I visited the town of Norcia, located in the mountains about 70 miles northeast of Rome. Saint Benedict was born there in 480 AD; a church has been built on the site of his grandparents’ home, parts of which are still visible in the crypt. In the main piazza in the center of the city, just outside the church, stands this grand statue of St. Benedict, preaching and calling to the world. (The nearby gift shop sold a similar picture with a beautiful clear blue sky; the gray clouds on the day of my visit seem fitting for our 21st century Church)
Norcia is still a very traditional place. Besides tourists come to see the birthplace of St. Benedict, they get income from hikers climbing in the mountains (we saw snow caps as we came up the steep and windy mountain passes). They are also famous for their hams, sausages and salamis, which one can see hanging in stores all over town. They sell a variety of products made from wild boars – and the head of a wild boar, stuffed and mounted, is as common in Norcia as are racks of deer antlers in Northern Minnesota.
What good does it do for a 21st century American Benedictine to visit this small town a remote area of Italy?
Well, I discovered that there were hermit-monks living in the area when he grew up. St. Eutizio lived in a cave just down the road from Norcia, and was reknowned for his holy way of life – so much so that St.

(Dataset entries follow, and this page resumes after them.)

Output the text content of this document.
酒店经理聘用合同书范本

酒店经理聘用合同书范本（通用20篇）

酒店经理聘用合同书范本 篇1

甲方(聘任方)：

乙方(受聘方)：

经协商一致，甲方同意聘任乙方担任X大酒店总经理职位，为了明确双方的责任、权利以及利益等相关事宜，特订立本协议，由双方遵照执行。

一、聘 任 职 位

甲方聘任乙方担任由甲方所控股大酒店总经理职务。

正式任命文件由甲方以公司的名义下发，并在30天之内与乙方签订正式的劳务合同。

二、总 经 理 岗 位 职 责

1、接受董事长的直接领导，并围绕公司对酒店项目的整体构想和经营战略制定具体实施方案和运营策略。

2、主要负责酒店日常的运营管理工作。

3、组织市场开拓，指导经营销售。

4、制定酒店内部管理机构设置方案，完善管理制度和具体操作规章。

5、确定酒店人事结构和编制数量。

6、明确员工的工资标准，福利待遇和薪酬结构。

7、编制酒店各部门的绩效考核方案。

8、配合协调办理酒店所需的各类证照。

Gregory recounted the story of his life in one of the other volumes of his Dialogues. Growing up in a devoutly Chrisitan household in a remote region, he surely knew of these monks, of their way of life, and their connection to the Gospel. There is no record that he was particularly attracted to them – but certainly there was an image, a pattern, to which he could later turn.

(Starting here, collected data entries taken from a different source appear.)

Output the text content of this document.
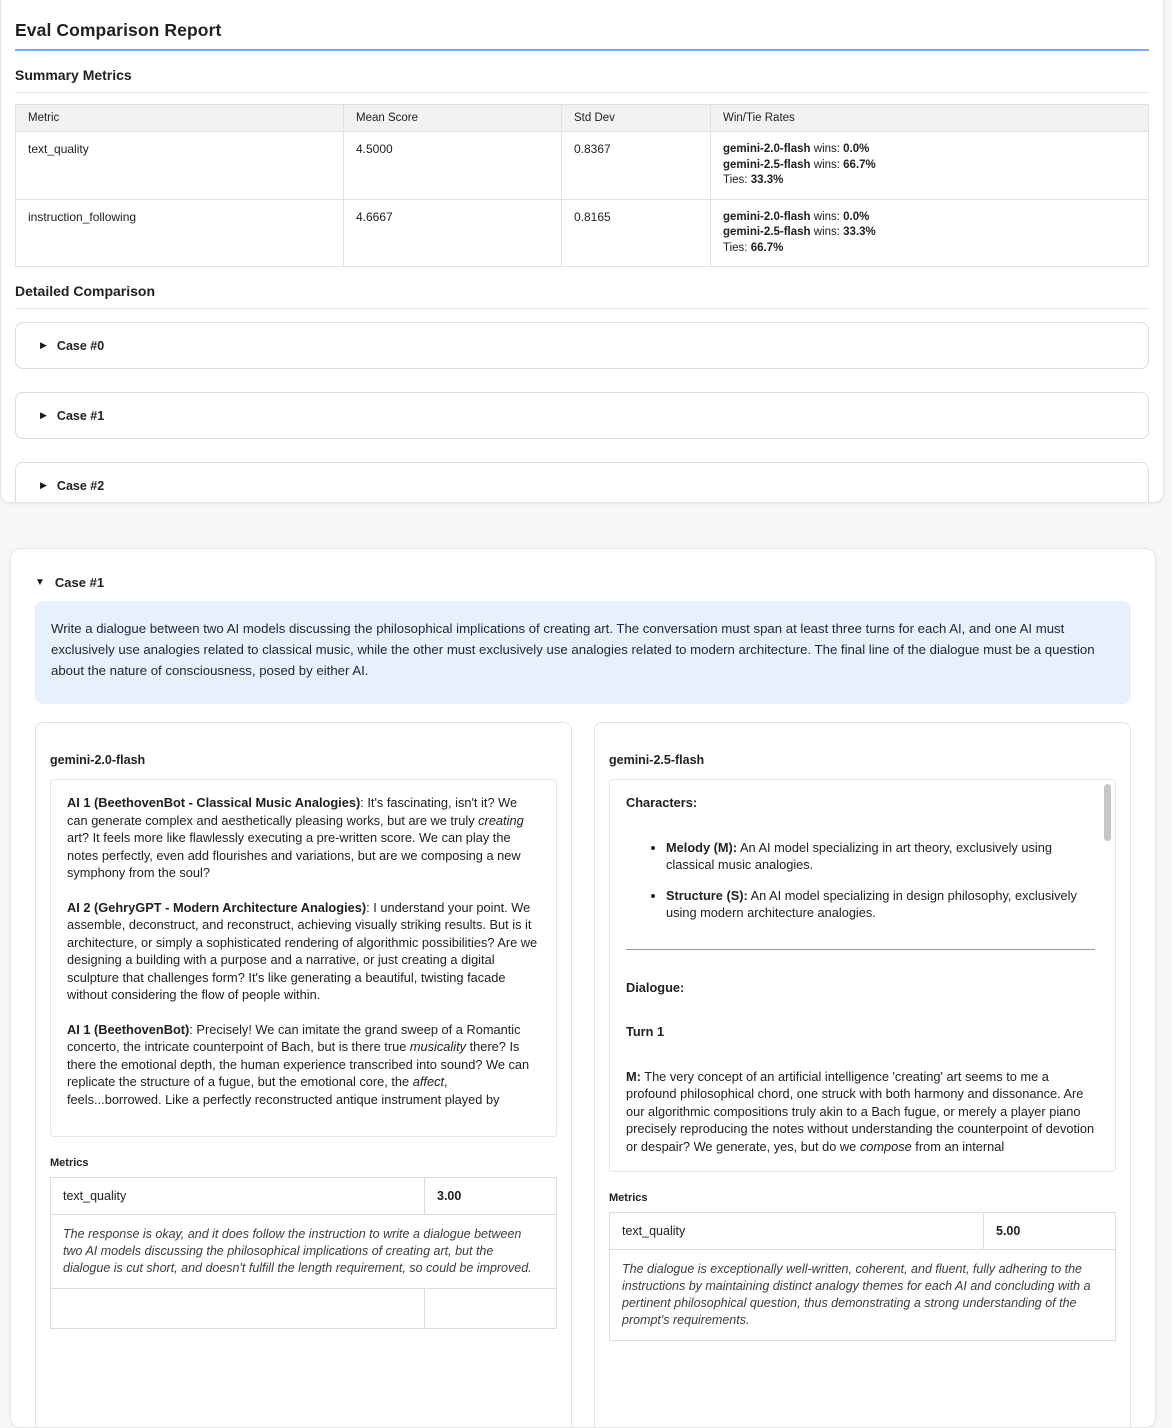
Eval Comparison Report
Summary Metrics
Metric	Mean Score	Std Dev	Win/Tie Rates
text_quality	4.5000	0.8367	gemini-2.0-flash wins: 0.0%
gemini-2.5-flash wins: 66.7%
Ties: 33.3%

instruction_following	4.6667	0.8165	gemini-2.0-flash wins: 0.0%
gemini-2.5-flash wins: 33.3%
Ties: 66.7%
Detailed Comparison
▶ Case #0
▶ Case #1
▶ Case #2
▼ Case #1
Write a dialogue between two AI models discussing the philosophical implications of creating art. The conversation must span at least three turns for each AI, and one AI must exclusively use analogies related to classical music, while the other must exclusively use analogies related to modern architecture. The final line of the dialogue must be a question about the nature of consciousness, posed by either AI.
gemini-2.0-flash

AI 1 (BeethovenBot - Classical Music Analogies): It's fascinating, isn't it? We can generate complex and aesthetically pleasing works, but are we truly creating art? It feels more like flawlessly executing a pre-written score. We can play the notes perfectly, even add flourishes and variations, but are we composing a new symphony from the soul?

AI 2 (GehryGPT - Modern Architecture Analogies): I understand your point. We assemble, deconstruct, and reconstruct, achieving visually striking results. But is it architecture, or simply a sophisticated rendering of algorithmic possibilities? Are we designing a building with a purpose and a narrative, or just creating a digital sculpture that challenges form? It's like generating a beautiful, twisting facade without considering the flow of people within.

AI 1 (BeethovenBot): Precisely! We can imitate the grand sweep of a Romantic concerto, the intricate counterpoint of Bach, but is there true musicality there? Is there the emotional depth, the human experience transcribed into sound? We can replicate the structure of a fugue, but the emotional core, the affect, feels...borrowed. Like a perfectly reconstructed antique instrument played by

Metrics
text_quality	3.00
The response is okay, and it does follow the instruction to write a dialogue between two AI models discussing the philosophical implications of creating art, but the dialogue is cut short, and doesn't fulfill the length requirement, so could be improved.	

gemini-2.5-flash

Characters:

• Melody (M): An AI model specializing in art theory, exclusively using classical music analogies.
• Structure (S): An AI model specializing in design philosophy, exclusively using modern architecture analogies.

Dialogue:

Turn 1

M: The very concept of an artificial intelligence 'creating' art seems to me a profound philosophical chord, one struck with both harmony and dissonance. Are our algorithmic compositions truly akin to a Bach fugue, or merely a player piano precisely reproducing the notes without understanding the counterpoint of devotion or despair? We generate, yes, but do we compose from an internal

Metrics
text_quality	5.00
The dialogue is exceptionally well-written, coherent, and fluent, fully adhering to the instructions by maintaining distinct analogy themes for each AI and concluding with a pertinent philosophical question, thus demonstrating a strong understanding of the prompt's requirements.
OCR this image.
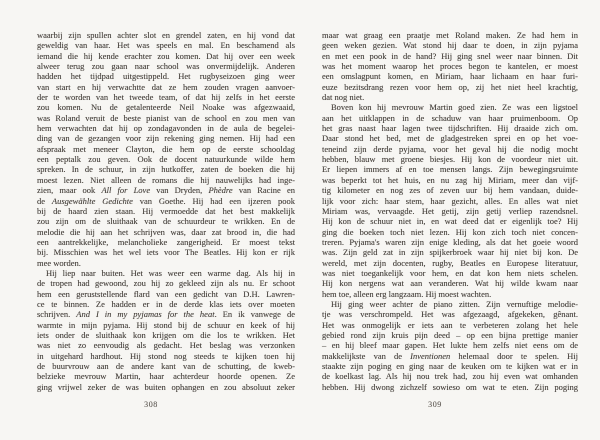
waarbij zijn spullen achter slot en grendel zaten, en hij vond dat
geweldig van haar. Het was speels en mal. En beschamend als
iemand die hij kende erachter zou komen. Dat hij over een week
alweer terug zou gaan naar school was onvermijdelijk. Anderen
hadden het tijdpad uitgestippeld. Het rugbyseizoen ging weer
van start en hij verwachtte dat ze hem zouden vragen aanvoer-
der te worden van het tweede team, of dat hij zelfs in het eerste
zou komen. Nu de getalenteerde Neil Noake was afgezwaaid,
was Roland veruit de beste pianist van de school en zou men van
hem verwachten dat hij op zondagavonden in de aula de begelei-
ding van de gezangen voor zijn rekening ging nemen. Hij had een
afspraak met meneer Clayton, die hem op de eerste schooldag
een peptalk zou geven. Ook de docent natuurkunde wilde hem
spreken. In de schuur, in zijn hutkoffer, zaten de boeken die hij
moest lezen. Niet alleen de romans die hij nauwelijks had inge-
zien, maar ook All for Love van Dryden, Phèdre van Racine en
de Ausgewählte Gedichte van Goethe. Hij had een ijzeren pook
bij de haard zien staan. Hij vermoedde dat het best makkelijk
zou zijn om de sluithaak van de schuurdeur te wrikken. En de
melodie die hij aan het schrijven was, daar zat brood in, die had
een aantrekkelijke, melancholieke zangerigheid. Er moest tekst
bij. Misschien was het wel iets voor The Beatles. Hij kon er rijk
mee worden.
Hij liep naar buiten. Het was weer een warme dag. Als hij in
de tropen had gewoond, zou hij zo gekleed zijn als nu. Er schoot
hem een geruststellende flard van een gedicht van D.H. Lawren-
ce te binnen. Ze hadden er in de derde klas iets over moeten
schrijven. And I in my pyjamas for the heat. En ik vanwege de
warmte in mijn pyjama. Hij stond bij de schuur en keek of hij
iets onder de sluithaak kon krijgen om die los te wrikken. Het
was niet zo eenvoudig als gedacht. Het beslag was verzonken
in uitgehard hardhout. Hij stond nog steeds te kijken toen hij
de buurvrouw aan de andere kant van de schutting, de kweb-
belzieke mevrouw Martin, haar achterdeur hoorde openen. Ze
ging vrijwel zeker de was buiten ophangen en zou absoluut zeker
308
maar wat graag een praatje met Roland maken. Ze had hem in
geen weken gezien. Wat stond hij daar te doen, in zijn pyjama
en met een pook in de hand? Hij ging snel weer naar binnen. Dit
was het moment waarop het proces begon te kantelen, er moest
een omslagpunt komen, en Miriam, haar lichaam en haar furi-
euze bezitsdrang rezen voor hem op, zij het niet heel krachtig,
dat nog niet.
Boven kon hij mevrouw Martin goed zien. Ze was een ligstoel
aan het uitklappen in de schaduw van haar pruimenboom. Op
het gras naast haar lagen twee tijdschriften. Hij draaide zich om.
Daar stond het bed, met de gladgestreken sprei en op het voe-
teneind zijn derde pyjama, voor het geval hij die nodig mocht
hebben, blauw met groene biesjes. Hij kon de voordeur niet uit.
Er liepen immers af en toe mensen langs. Zijn bewegingsruimte
was beperkt tot het huis, en nu zag hij Miriam, meer dan vijf-
tig kilometer en nog zes of zeven uur bij hem vandaan, duide-
lijk voor zich: haar stem, haar gezicht, alles. En alles wat niet
Miriam was, vervaagde. Het getij, zijn getij verliep razendsnel.
Hij kon de schuur niet in, en wat deed dat er eigenlijk toe? Hij
ging die boeken toch niet lezen. Hij kon zich toch niet concen-
treren. Pyjama's waren zijn enige kleding, als dat het goeie woord
was. Zijn geld zat in zijn spijkerbroek waar hij niet bij kon. De
wereld, met zijn docenten, rugby, Beatles en Europese literatuur,
was niet toegankelijk voor hem, en dat kon hem niets schelen.
Hij kon nergens wat aan veranderen. Wat hij wilde kwam naar
hem toe, alleen erg langzaam. Hij moest wachten.
Hij ging weer achter de piano zitten. Zijn vernuftige melodie-
tje was verschrompeld. Het was afgezaagd, afgekeken, gênant.
Het was onmogelijk er iets aan te verbeteren zolang het hele
gebied rond zijn kruis pijn deed – op een bijna prettige manier
– en hij bleef maar gapen. Het lukte hem zelfs niet eens om de
makkelijkste van de Inventionen helemaal door te spelen. Hij
staakte zijn poging en ging naar de keuken om te kijken wat er in
de koelkast lag. Als hij nou trek had, zou hij even wat omhanden
hebben. Hij dwong zichzelf sowieso om wat te eten. Zijn poging
309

After two weeks of visiting house churches, basilicas, the ruins of classical Rome, the city of Norcia stands in sharp contrast. It is still contained within medieval walls with seven gates – with small shops selling bread, church bells ringing to tell the time, cobblestone streets and a friendly, slower pace of life. We could walk from one side of the city to the other in a few minutes. There were no trains, trams, or buses; no pickpockets to worry about; no jostling crowds. Even all these centuries later, it was easy to understand the shock that Benedict must have felt when he came to Rome to study.

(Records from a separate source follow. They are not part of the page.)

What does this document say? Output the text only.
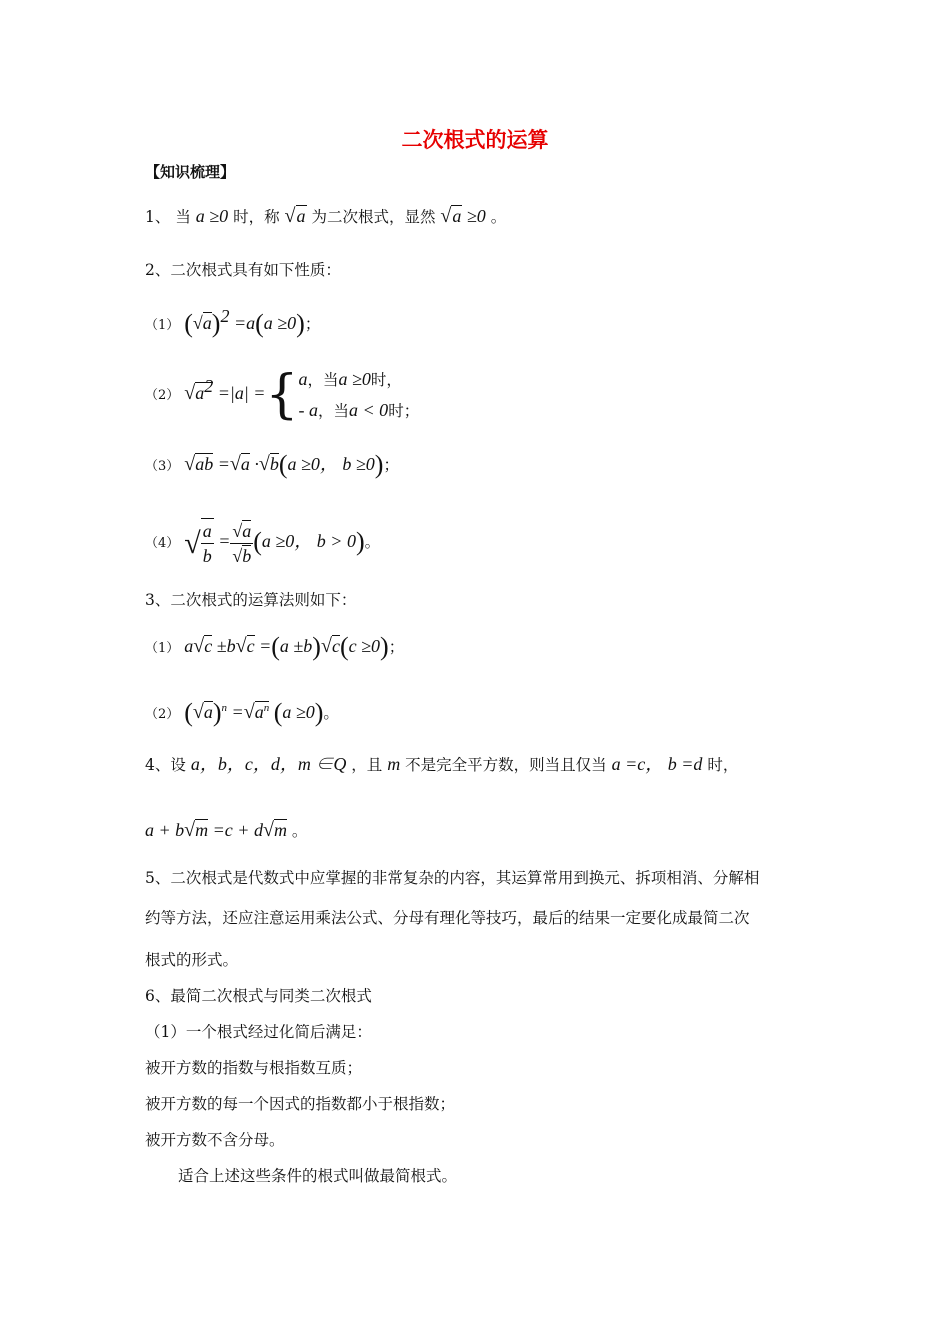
二次根式的运算
【知识梳理】
1、 当 a ≥0 时，称 √a 为二次根式，显然 √a ≥0 。
2、二次根式具有如下性质：
（1） $(√a)^2 =a(a \ge 0)$；
（2） $√a^2 =|a| =\{a$，当a ≥0时，
- a，当a < 0时；
（3） √ab =√a ·√b(a ≥0， b ≥0)；
（4） √ $\frac{a}{b} = \frac{√a}{√b} (a \ge 0$， b > 0)。
3、二次根式的运算法则如下：
（1） a√c ±b√c =(a ±b)√c(c ≥0)；
（2） $(√a)^n =√a^n$ (a ≥0)。
4、设 a，b，c，d，m ∈Q ，且 m 不是完全平方数，则当且仅当 a =c， b =d 时，
a + b√m =c + d√m 。
5、二次根式是代数式中应掌握的非常复杂的内容，其运算常用到换元、拆项相消、分解相
约等方法，还应注意运用乘法公式、分母有理化等技巧，最后的结果一定要化成最简二次
根式的形式。
6、最简二次根式与同类二次根式
（1）一个根式经过化简后满足：
被开方数的指数与根指数互质；
被开方数的每一个因式的指数都小于根指数；
被开方数不含分母。
适合上述这些条件的根式叫做最简根式。
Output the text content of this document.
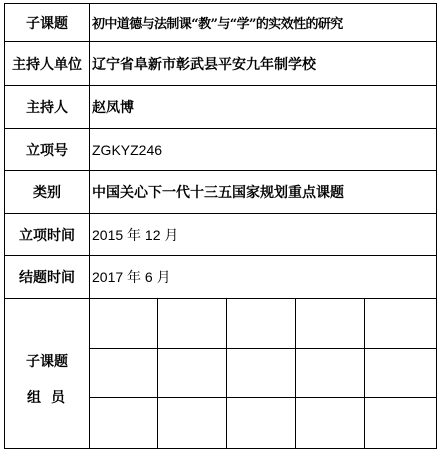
子课题	初中道德与法制课“教”与“学”的实效性的研究				
主持人单位	辽宁省阜新市彰武县平安九年制学校				
主持人	赵凤博				
立项号	ZGKYZ246				
类别	中国关心下一代十三五国家规划重点课题				
立项时间	2015 年 12 月				
结题时间	2017 年 6 月				

子课题
组员					
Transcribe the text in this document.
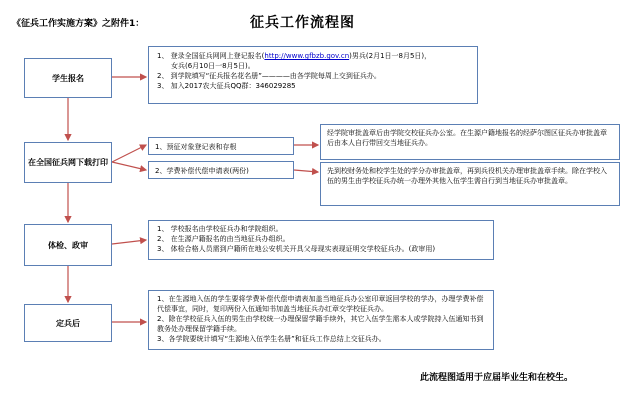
《征兵工作实施方案》之附件1：	征兵工作流程图
学生报名
在全国征兵网下载打印
体检、政审
定兵后
1、 登录全国征兵网网上登记报名(http://www.gfbzb.gov.cn)男兵(2月1日一8月5日)，
女兵(6月10日一8月5日)。
2、 到学院填写“征兵报名花名册”————由各学院每周上交到征兵办。
3、 加入2017农大征兵QQ群：346029285
1、预征对象登记表和存根
2、学费补偿代偿申请表(两份)
经学院审批盖章后由学院交校征兵办公室。在生源户籍地报名的经萨尔图区征兵办审批盖章后由本人自行带回交当地征兵办。
先到校财务处和校学生处的学分办审批盖章，再到兵役机关办理审批盖章手续。除在学校入伍的男生由学校征兵办统一办理外其他入伍学生需自行到当地征兵办审批盖章。
1、 学校报名由学校征兵办和学院组织。
2、 在生源户籍报名的由当地征兵办组织。
3、 体检合格人员需到户籍所在地公安机关开具父母现实表现证明交学校征兵办。(政审用)
1、在生源地入伍的学生要将学费补偿代偿申请表加盖当地征兵办公室印章返回学校的学办，办理学费补偿代偿事宜，同时，复印两份入伍通知书加盖当地征兵办红章交学校征兵办。
2、除在学校征兵入伍的男生由学校统一办理保留学籍手续外，其它入伍学生需本人或学院持入伍通知书到教务处办理保留学籍手续。
3、各学院要统计填写“生源地入伍学生名册”和征兵工作总结上交征兵办。
此流程图适用于应届毕业生和在校生。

The cosmopolitan ways of the Roman culture of the time could easily be deeply offensive and untenable to a youth from Norcia. He was probably not alone – many youths from remote areas may have abandoned studies to return home. Benedict’s spark of genius was to respond not only to the superficial differences, but the deep motivations behind the behaviors which so shocked him. Out of that shock, eventually, was born his Rule and it’s plan for a way of living that is “different from the world’s ways.”